Maka, lukisan kaligrafi Islam kontemporer di Indonesia sangat kaya varisasi, karena integral dengan rupa-rupa huruf tanpa memandang gaya alirannya. Baik gaya kontemporer ataupun klasik baku, semuanya dapat menjadi obyek garapan.

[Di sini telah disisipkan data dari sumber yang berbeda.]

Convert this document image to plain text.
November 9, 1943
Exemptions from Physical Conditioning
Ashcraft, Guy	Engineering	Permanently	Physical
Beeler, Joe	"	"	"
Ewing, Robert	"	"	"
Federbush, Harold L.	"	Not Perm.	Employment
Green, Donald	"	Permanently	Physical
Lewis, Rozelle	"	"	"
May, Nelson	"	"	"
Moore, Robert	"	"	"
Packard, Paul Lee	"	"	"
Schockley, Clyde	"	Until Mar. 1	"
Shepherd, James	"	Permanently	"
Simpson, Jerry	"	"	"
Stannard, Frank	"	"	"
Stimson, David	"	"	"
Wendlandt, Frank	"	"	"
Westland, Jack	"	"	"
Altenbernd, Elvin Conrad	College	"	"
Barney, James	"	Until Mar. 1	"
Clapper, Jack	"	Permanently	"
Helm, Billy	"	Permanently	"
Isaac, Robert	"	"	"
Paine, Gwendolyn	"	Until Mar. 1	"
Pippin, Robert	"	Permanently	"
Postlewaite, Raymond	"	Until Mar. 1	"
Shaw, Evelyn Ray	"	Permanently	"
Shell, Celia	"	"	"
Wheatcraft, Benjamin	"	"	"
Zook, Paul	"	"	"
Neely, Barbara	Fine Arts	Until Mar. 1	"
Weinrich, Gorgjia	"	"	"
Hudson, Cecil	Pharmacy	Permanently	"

Pelopor mazhab ini adalah Ahmad Sadali dan A.D. Pirous (Bandung) dikuti oleh Amri Yahya (Yogyakarta) dan Amang Rahman (Surabaya). Kehadiran mereka memberi pengaruh sangat kuat terhadap kelahiran dan popularitas kaligrafi Islam kontemporer di Indonesia. Terutama dua tersebut pertama adalah bidan kelahiran mazhab Bandung yang dikenal sebagai “laboratorium Barat”, selain aktif mengajar di Fakultas Seni Rupa ITB dan dikenal akrab dengan pergaulan seni rupa Barat bahkan sangat sering berpameran di luar negeri. Ajaran-ajaran mereka dengan cepat menyebar dan diikui para pelukis di kampus-kampus seni rupa. Di antara “generasi kedua” sesudah mereka antara lain, Syaiful Adnan, Hatta Hanbali, Hendra Buana, Abay D. Subarna, Yetmon Amier dan kawan-kawan mereka seperti Firdaus Alamhudi, Agoes Nugroho, Agus Kamal, Said Akram, Abdul Aziz Ahmad, dan lain-lain dengan aneka teknik dan gayanya masing-masing.

Kini, bukan hanya para alumnus perguruan seni rupa, bahkan para pelukis dan khattat yang tidak memiliki disiplin pendidikan seni rupa pun banyak yang terjun ke “permainan” seni lukis kaligrafi gaya baru ini.